Esta apostila é um exercício de leitura crítica mais do que de dose. O estudo é bom, o achado é real, a conclusão dos autores é legítima — e ainda assim ele é usado no mercado para prometer algo que ele não diz. A diferença está no tamanho do efeito e no que não foi medido, duas coisas que quase nunca aparecem quando um dado científico entra num argumento de venda. Quem aprende a perguntar “de quanto foi a diferença?” e “isso mediu o que exatamente?” fica protegido de boa parte do que circula sobre estética — não só sobre toxina.
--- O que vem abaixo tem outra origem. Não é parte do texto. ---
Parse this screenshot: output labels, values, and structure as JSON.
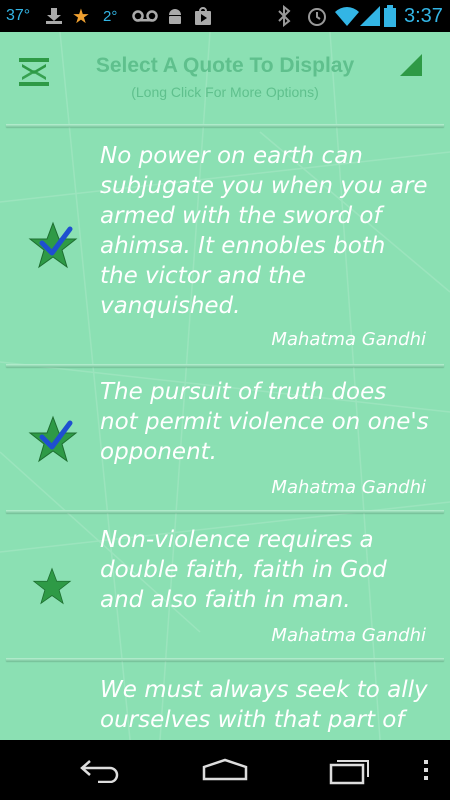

A decisão sobre dose, incluindo qualquer dose acima da registrada em bula, é do profissional habilitado que avalia você presencialmente, com justificativa e consentimento.
- “Mais unidade dura mais” é verdade — e foi medido: 24 semanas ou mais (40–80 U) contra 19,7 semanas (20 U), em 226 participantes.
- Mas a diferença é de cerca de um mês, não do dobro do tempo.
- E ela para de crescer: 60 e 80 unidades não entregaram mais duração que 40 neste ensaio — a curva deita.
- Eventos adversos não aumentaram com a dose nesse estudo — e isso é honesto reconhecer.
- Mas o estudo não mediu perda de expressividade percebida, que é resultado estético e não evento adverso.
- E é um estudo de uma aplicação — não responde à pergunta de longo prazo da apostila 6.
- Duração maior vale também para resultado indesejado — e não existe como retirar.
- O padrão de saturação se repete nos três ensaios da série: a curva sobe e deita. A dose mínima eficaz é achar onde ela deita.
Sete apostilas de contexto servem para uma coisa prática: entrar numa consulta sabendo o que perguntar. A apostila 8 transforma tudo isto em perguntas concretas sobre dose e sobre cobrança — incluindo como avaliar se o modelo de preço da clínica está alinhado ou em conflito com o seu interesse. Leve estas leituras à consulta: quem avalia o seu caso é o profissional habilitado.
- Joseph JH, Maas C, Palm MD, et al. Safety, Pharmacodynamic Response, and Treatment Satisfaction With OnabotulinumtoxinA 40 U, 60 U, and 80 U in Subjects With Moderate to Severe Dynamic Glabellar Lines. Aesthet Surg J, 2022;42(11):1318–1327 — 226 participantes; doses de 20 U (controle), 40, 60 e 80 U e placebo; duração mediana de resposta de aproximadamente 24 semanas ou mais nos grupos de 40–80 U contra 19,7 semanas com 20 U (p<0,05); maior satisfação relatada; incidência e gravidade de eventos adversos sem efeito dose-resposta.
- Carruthers A, Carruthers J, Said S. Dose-ranging study of botulinum toxin type A in the treatment of glabellar rhytids in females. Dermatol Surg, 2005;31(4):414–422 — platô entre 20 e 40 U: recidiva aos 4 meses de 33%, 30% e 28% com 20, 30 e 40 U.
- Keeping up appearances: Don’t frown upon the effects of botulinum toxin injections in facial muscles, 2023 — atrofia descrita após uso repetido e lacuna de dados de longo prazo, base do argumento de que um ensaio de aplicação única não responde à questão de décadas.